A permanência de Jair Bolsonaro em prisão domiciliar expõe, mais do que nunca, o abismo entre justiça e política no Brasil. Desde que o Supremo Tribunal Federal, por decisão do ministro Alexandre de Moraes, manteve o ex-presidente confinado em casa, o país se dividiu entre os que celebram a “vitória da democracia” e os que denunciam uma caçada judicial sem precedentes.

Para uns, a prisão de Bolsonaro é a prova de que ninguém está acima da lei — um recado direto a quem tentou romper a ordem institucional. Para outros, o espetáculo de tornozeleira e vigilância constante soa como vingança travestida de moralidade, uma tentativa de silenciar uma corrente política inteira sob o rótulo de “golpista”.
A verdade incômoda é que o Brasil vive uma guerra de narrativas. De um lado, a Justiça assume o papel de guardiã da democracia; de outro, parte da população vê no STF um ator político disfarçado de tribunal. E no centro dessa arena, Bolsonaro transforma o confinamento em palco, alimentando seu capital simbólico e mantendo viva a polarização que o levou ao poder.
É impossível ignorar o paradoxo: o homem acusado de atentar contra as instituições continua sendo, ele próprio, um dos maiores catalisadores de instabilidade institucional. Enquanto cumpre prisão domiciliar, Bolsonaro não desaparece — ele se reinventa. Seus apoiadores enxergam nele um mártir da direita; seus adversários, um exemplo de justiça tardia, mas necessária.
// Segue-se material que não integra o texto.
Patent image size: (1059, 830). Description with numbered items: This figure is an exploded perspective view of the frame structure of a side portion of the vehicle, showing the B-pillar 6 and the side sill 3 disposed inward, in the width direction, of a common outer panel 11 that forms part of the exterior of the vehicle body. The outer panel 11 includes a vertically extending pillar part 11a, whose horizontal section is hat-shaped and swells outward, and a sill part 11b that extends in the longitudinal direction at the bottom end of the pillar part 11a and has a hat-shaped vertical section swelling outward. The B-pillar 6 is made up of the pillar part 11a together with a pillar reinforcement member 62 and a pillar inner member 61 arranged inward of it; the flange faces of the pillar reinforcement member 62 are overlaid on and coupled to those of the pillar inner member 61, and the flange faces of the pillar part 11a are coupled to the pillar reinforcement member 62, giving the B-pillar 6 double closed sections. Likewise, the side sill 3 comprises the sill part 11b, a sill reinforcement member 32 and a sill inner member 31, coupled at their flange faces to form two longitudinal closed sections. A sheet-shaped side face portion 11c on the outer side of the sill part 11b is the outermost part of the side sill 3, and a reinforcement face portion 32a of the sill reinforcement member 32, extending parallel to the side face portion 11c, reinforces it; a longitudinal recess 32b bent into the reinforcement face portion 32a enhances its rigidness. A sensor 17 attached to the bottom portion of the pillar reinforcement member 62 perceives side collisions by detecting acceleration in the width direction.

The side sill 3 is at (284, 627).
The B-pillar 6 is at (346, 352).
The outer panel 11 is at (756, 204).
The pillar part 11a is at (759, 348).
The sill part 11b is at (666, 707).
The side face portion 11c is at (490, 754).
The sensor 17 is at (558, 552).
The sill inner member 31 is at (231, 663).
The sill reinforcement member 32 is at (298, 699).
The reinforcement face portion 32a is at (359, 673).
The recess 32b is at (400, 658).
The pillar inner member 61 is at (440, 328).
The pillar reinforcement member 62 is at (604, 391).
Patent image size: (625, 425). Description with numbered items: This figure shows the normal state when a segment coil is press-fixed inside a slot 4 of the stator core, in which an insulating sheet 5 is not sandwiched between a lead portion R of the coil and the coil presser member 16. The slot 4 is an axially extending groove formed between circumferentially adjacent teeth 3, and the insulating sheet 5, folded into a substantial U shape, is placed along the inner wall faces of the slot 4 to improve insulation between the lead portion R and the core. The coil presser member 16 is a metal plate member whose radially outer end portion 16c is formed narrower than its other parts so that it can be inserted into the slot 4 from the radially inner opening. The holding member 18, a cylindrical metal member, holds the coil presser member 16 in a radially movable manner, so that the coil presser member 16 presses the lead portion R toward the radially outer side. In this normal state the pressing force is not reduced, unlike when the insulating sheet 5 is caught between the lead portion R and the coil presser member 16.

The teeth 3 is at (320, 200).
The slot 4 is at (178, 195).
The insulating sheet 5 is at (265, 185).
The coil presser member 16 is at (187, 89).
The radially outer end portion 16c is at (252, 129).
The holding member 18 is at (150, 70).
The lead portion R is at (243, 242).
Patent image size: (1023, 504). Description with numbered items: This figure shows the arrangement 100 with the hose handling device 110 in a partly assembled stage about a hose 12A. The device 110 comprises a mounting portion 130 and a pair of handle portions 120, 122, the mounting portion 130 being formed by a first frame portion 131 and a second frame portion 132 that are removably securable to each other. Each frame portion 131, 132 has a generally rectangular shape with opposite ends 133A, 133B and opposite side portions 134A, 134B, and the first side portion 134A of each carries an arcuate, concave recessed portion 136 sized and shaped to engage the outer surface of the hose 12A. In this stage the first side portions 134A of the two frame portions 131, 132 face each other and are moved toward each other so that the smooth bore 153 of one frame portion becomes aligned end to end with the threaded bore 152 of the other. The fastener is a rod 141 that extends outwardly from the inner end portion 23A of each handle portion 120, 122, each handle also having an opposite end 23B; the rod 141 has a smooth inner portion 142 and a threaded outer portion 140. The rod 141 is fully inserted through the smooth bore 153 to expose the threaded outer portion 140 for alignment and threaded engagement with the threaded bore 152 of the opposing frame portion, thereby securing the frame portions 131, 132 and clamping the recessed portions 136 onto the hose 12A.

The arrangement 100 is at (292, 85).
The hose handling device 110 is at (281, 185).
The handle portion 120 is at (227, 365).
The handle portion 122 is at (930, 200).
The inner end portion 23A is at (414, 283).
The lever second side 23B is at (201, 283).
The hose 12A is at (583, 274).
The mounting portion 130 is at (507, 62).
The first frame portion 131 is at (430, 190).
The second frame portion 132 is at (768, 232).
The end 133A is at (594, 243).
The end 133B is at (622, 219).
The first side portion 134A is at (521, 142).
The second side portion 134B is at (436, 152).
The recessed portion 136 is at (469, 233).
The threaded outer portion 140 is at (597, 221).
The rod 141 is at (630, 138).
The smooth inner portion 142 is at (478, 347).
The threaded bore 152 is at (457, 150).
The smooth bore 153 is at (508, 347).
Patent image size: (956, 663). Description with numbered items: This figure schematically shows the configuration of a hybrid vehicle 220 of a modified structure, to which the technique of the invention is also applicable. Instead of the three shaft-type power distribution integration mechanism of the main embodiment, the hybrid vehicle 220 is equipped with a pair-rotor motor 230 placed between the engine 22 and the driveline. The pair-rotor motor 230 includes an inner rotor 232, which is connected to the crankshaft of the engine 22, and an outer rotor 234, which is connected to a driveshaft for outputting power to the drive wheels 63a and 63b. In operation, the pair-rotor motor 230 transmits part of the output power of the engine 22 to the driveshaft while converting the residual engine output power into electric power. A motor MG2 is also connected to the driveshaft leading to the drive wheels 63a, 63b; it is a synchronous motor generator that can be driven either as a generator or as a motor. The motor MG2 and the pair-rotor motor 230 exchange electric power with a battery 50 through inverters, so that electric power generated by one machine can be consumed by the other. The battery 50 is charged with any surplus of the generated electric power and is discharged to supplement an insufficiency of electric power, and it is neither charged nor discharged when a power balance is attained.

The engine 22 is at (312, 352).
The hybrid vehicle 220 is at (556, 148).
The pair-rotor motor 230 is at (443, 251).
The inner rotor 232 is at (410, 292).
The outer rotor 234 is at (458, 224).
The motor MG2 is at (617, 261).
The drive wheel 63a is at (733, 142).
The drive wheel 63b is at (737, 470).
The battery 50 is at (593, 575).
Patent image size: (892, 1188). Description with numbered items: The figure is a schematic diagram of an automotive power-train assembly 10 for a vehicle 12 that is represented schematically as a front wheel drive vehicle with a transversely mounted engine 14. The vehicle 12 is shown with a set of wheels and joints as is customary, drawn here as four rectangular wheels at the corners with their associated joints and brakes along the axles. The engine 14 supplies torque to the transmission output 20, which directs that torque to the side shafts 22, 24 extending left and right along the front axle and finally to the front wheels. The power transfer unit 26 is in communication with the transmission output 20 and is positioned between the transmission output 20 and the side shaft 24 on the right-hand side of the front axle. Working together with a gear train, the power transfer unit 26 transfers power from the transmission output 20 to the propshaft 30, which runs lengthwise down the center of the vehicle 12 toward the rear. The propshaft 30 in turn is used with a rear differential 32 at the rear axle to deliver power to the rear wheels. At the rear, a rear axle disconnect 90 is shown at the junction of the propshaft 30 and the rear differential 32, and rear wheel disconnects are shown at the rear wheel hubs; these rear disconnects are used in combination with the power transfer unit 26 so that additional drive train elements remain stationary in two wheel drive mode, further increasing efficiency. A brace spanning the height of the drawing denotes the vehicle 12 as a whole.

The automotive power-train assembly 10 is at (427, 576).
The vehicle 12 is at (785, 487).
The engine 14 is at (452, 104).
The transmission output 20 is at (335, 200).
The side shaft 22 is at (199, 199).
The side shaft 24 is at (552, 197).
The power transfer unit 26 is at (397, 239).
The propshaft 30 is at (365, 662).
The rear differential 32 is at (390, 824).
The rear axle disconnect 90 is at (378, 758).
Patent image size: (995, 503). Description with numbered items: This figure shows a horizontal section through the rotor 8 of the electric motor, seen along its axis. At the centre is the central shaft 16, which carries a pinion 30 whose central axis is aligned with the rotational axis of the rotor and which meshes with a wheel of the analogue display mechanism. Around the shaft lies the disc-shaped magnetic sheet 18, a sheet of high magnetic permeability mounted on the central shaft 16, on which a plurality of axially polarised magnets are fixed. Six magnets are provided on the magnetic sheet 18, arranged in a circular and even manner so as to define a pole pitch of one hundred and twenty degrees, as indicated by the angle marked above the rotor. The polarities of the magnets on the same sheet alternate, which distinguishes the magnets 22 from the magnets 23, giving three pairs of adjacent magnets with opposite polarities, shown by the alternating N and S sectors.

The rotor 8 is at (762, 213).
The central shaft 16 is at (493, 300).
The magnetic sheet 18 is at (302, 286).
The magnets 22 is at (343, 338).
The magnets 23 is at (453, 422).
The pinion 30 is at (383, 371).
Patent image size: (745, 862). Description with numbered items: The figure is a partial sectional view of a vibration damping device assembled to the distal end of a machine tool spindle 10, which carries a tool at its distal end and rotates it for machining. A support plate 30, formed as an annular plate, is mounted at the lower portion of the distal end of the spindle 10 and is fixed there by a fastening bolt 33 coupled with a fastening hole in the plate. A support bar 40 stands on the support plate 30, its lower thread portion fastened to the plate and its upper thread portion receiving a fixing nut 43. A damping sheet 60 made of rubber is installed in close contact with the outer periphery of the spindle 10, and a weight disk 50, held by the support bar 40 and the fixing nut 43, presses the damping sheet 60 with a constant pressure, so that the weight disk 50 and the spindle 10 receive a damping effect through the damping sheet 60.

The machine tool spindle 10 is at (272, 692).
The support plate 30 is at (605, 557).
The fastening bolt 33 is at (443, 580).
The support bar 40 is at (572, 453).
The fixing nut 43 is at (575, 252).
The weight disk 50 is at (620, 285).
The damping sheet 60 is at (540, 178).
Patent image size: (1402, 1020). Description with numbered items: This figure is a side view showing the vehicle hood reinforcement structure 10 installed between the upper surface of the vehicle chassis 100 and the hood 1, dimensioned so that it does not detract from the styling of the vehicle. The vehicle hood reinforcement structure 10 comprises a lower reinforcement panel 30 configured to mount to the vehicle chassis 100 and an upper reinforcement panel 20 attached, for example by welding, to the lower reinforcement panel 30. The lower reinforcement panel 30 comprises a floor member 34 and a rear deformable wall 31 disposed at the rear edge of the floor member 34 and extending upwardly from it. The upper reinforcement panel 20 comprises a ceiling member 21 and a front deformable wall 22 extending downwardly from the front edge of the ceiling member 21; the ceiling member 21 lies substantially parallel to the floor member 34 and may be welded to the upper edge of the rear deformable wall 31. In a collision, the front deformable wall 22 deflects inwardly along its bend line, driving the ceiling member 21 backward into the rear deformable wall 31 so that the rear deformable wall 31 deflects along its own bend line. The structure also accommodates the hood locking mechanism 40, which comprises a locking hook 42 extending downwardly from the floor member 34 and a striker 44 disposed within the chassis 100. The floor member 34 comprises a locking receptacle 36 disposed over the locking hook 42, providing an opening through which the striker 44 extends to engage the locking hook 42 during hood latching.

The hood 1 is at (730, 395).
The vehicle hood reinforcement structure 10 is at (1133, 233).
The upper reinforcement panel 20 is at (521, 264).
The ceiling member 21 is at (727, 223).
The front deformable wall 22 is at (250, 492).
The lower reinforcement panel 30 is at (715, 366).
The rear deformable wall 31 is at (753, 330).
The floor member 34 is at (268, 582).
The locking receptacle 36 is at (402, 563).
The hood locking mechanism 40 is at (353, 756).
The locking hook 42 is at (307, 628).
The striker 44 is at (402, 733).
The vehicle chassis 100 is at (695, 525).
O que está em jogo não é apenas o destino de um ex-presidente, mas a credibilidade do sistema democrático. Se a prisão é justa, deve ser conduzida com transparência, sem espetáculo nem manipulação política. Caso contrário, o Brasil corre o risco de substituir a arbitrariedade de um poder por outro — trocando o autoritarismo da retórica pelo autoritarismo das togas.
Em tempos de extrema desconfiança institucional, a prisão de Bolsonaro será lembrada não apenas como uma decisão judicial, mas como um ato político de consequências históricas. Resta saber se o país aprenderá com ela — ou se continuará prisioneiro de suas próprias convicções.